This is one of the those responses that may not be enough for someone who doesn't know what I am talking about and too much for someone who does. Here goes:
It sounds to me as if you need to build an Action with the Actions SDK rather than with Dialog flow. Then you implement a text "intent" in your Action - i.e. one that runs every time the user speaks something. In that text intent you ask the AoG platform for the text - see getRawInput(). Now you do two things. One, you take that raw input and pass it to your bot. Two, you return a promise to tell AoG that you are working on a reply but you don't have it yet. Once the promise is fulfilled - i.e. when your bot replies - you reply with the text you got from your bot.
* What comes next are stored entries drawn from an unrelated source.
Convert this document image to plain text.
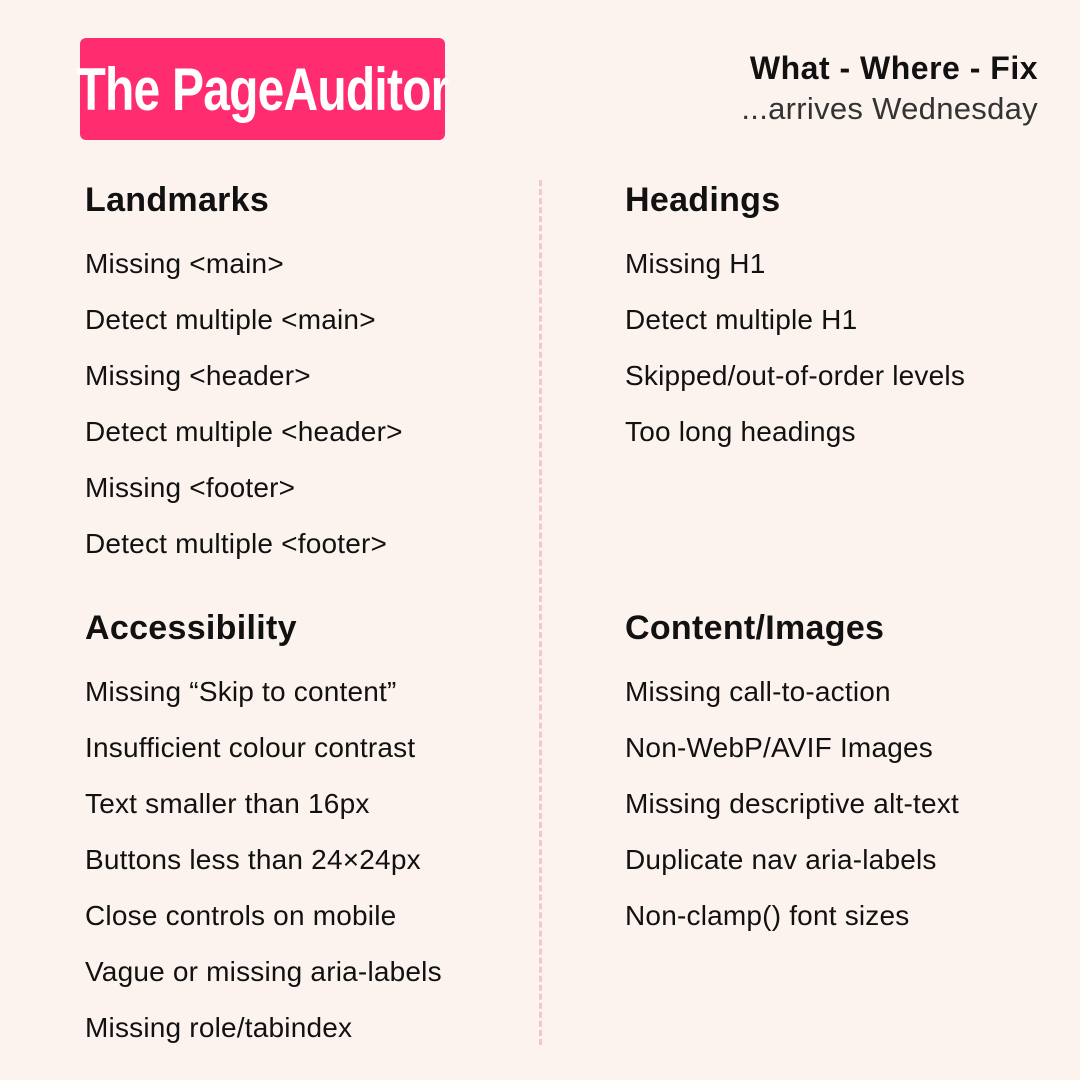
The PageAuditor	What - Where - Fix
...arrives Wednesday
Landmarks
Missing <main>
Detect multiple <main>
Missing <header>
Detect multiple <header>
Missing <footer>
Detect multiple <footer>
Headings
Missing H1
Detect multiple H1
Skipped/out-of-order levels
Too long headings
Accessibility
Missing “Skip to content”
Insufficient colour contrast
Text smaller than 16px
Buttons less than 24×24px
Close controls on mobile
Vague or missing aria-labels
Missing role/tabindex
Content/Images
Missing call-to-action
Non-WebP/AVIF Images
Missing descriptive alt-text
Duplicate nav aria-labels
Non-clamp() font sizes
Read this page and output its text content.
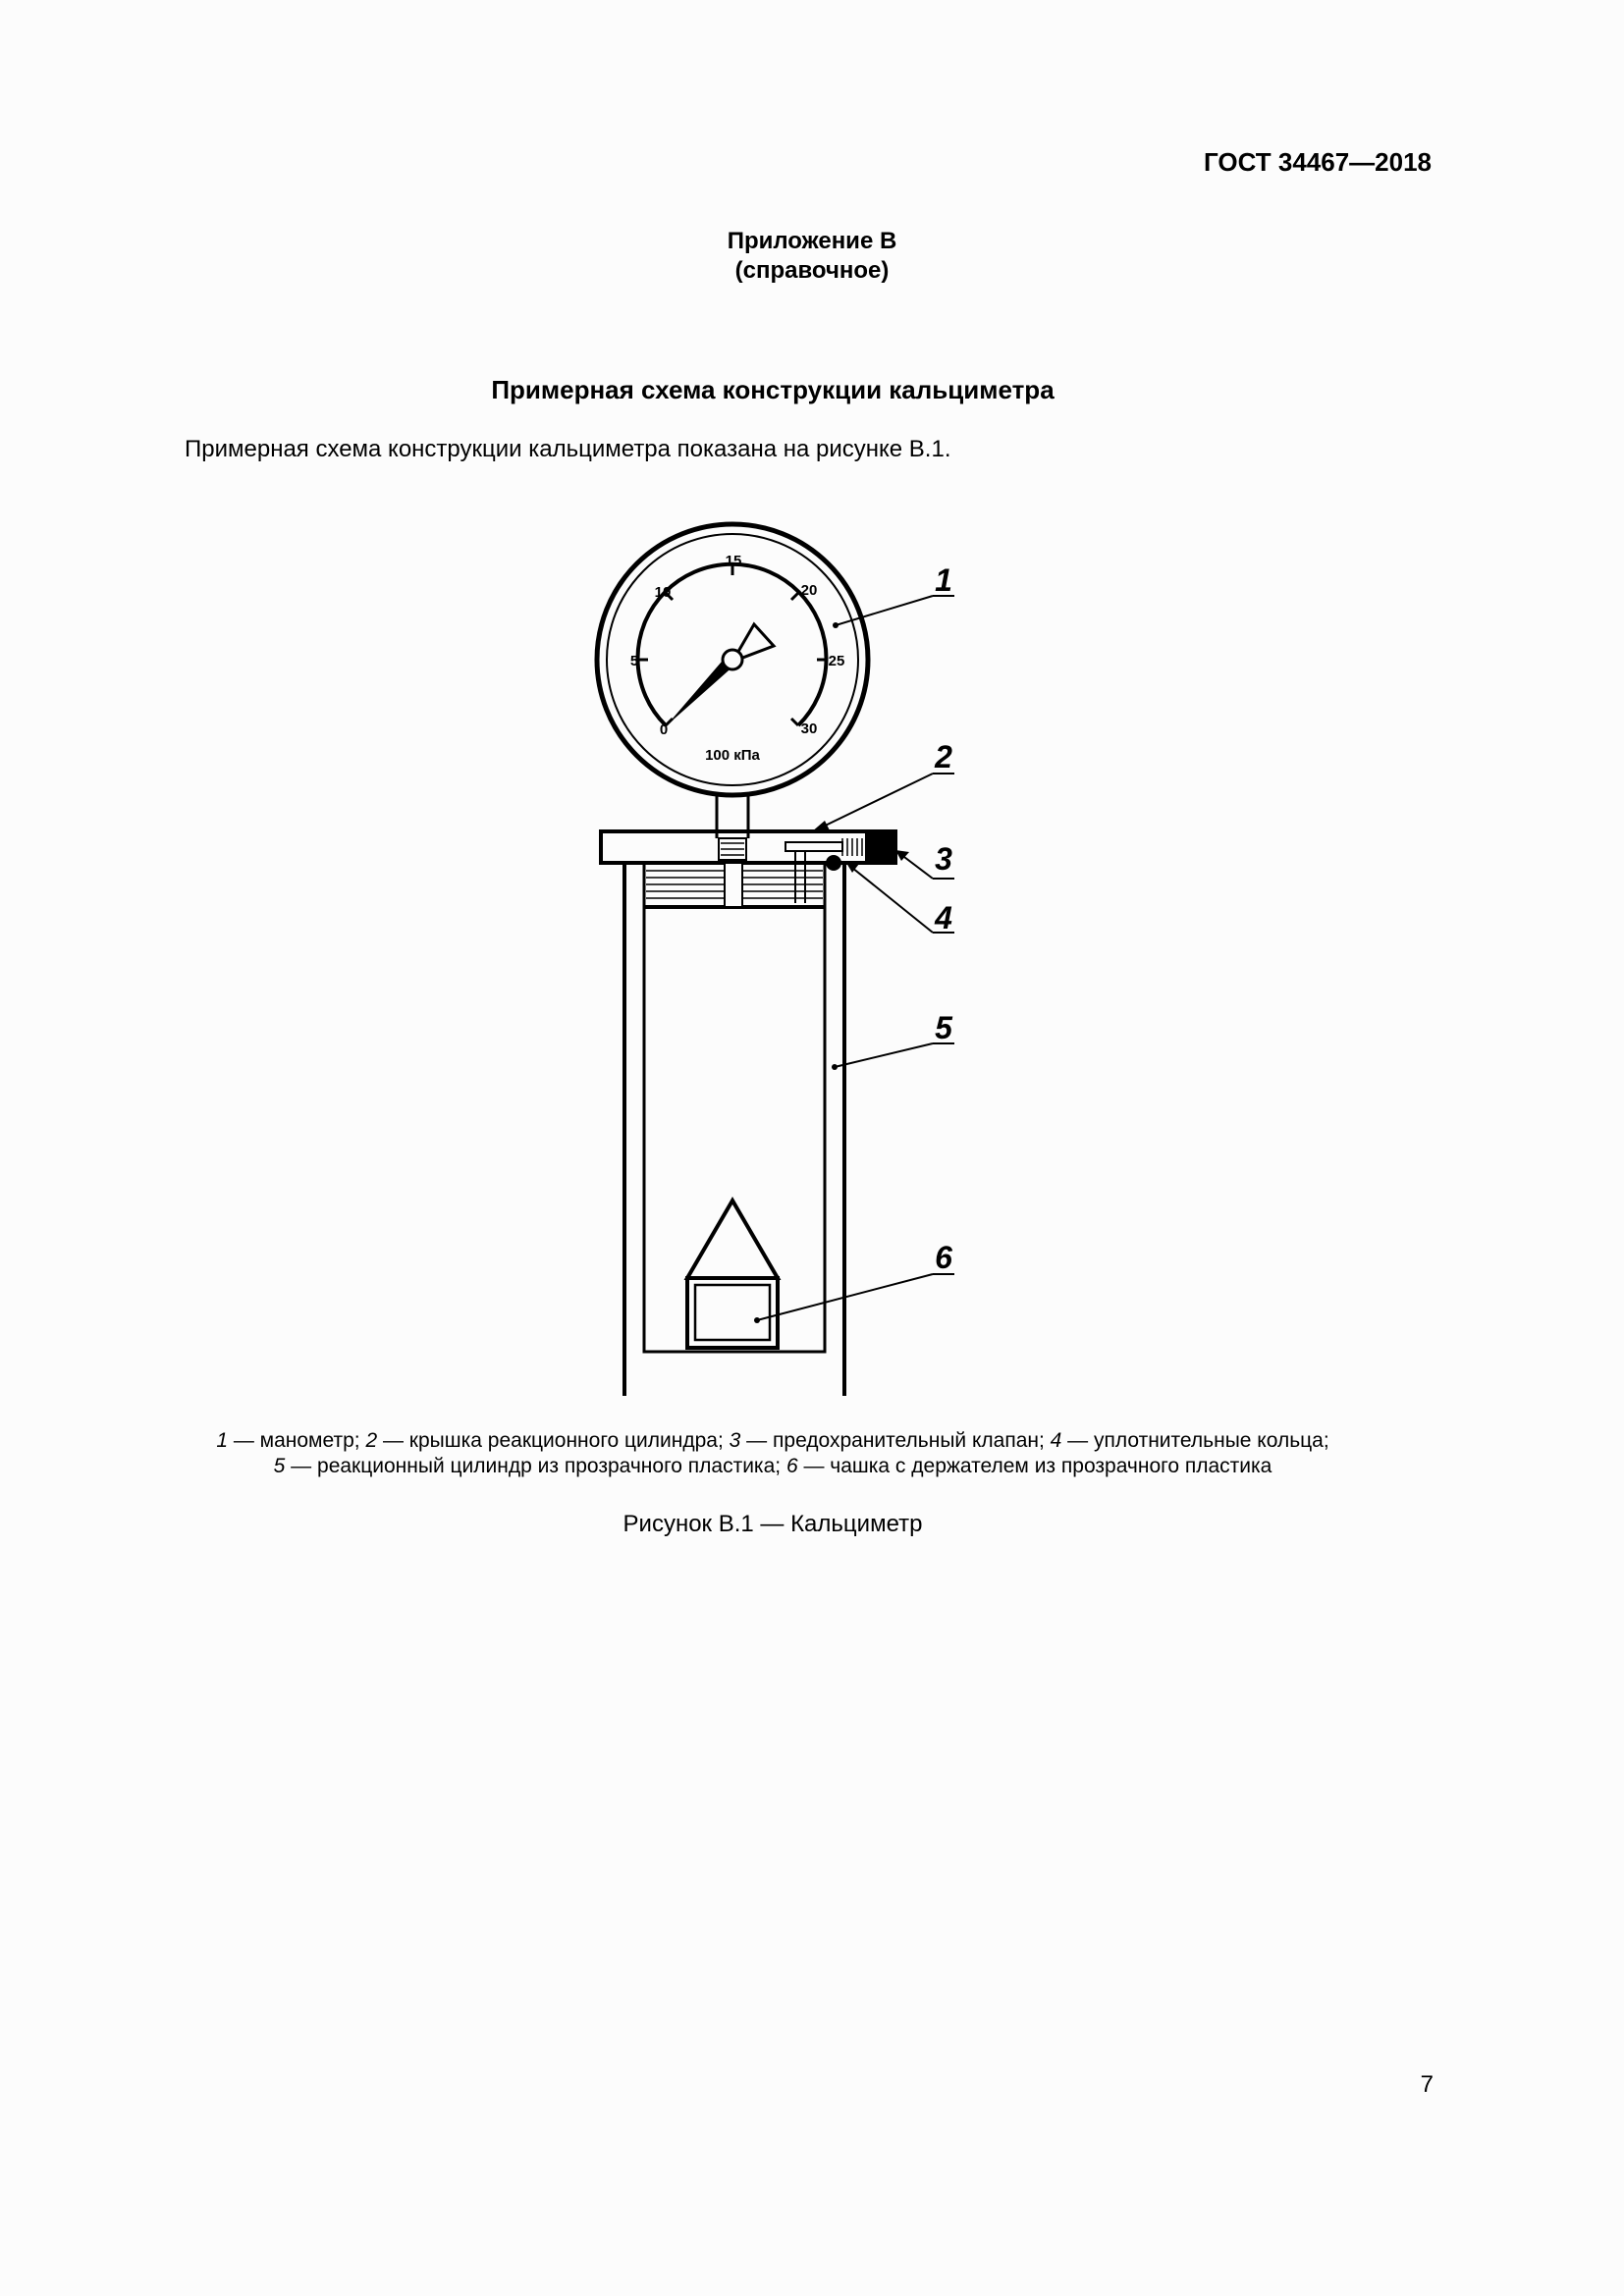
ГОСТ 34467—2018
Приложение В
(справочное)
Примерная схема конструкции кальциметра
Примерная схема конструкции кальциметра показана на рисунке В.1.
0
5
10
15
20
25
30
100 кПа
1
2
3
4
5
6
1 — манометр; 2 — крышка реакционного цилиндра; 3 — предохранительный клапан; 4 — уплотнительные кольца;
5 — реакционный цилиндр из прозрачного пластика; 6 — чашка с держателем из прозрачного пластика
Рисунок В.1 — Кальциметр
7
I have a sample Action called the French Parrot here https://github.com/unclewill/french_parrot. As far as speech goes it simply speaks back whatever it hears as a parrot would. It also goes to a translation service to translate the text and return the (loose) French equivalent.
Your mission, should you choose to accept it, is to take the sample, rip out the code that goes to the translation service and insert the code that goes to your bot. :-)
Two things I should mention. One, it is not "idiomatic" Node or JavaScript you'll find in my sample. What can I say - I think the rest of the world is confused. Really. Two, I have a minimal sample of about 50 lines that eschews the translation here https://github.com/unclewill/parrot. Another option is to use that as a base and add code to call your bot and the Promise-y code to wait on it to it.
If you go the latter route remove the trigger phrases from the action package (action.json).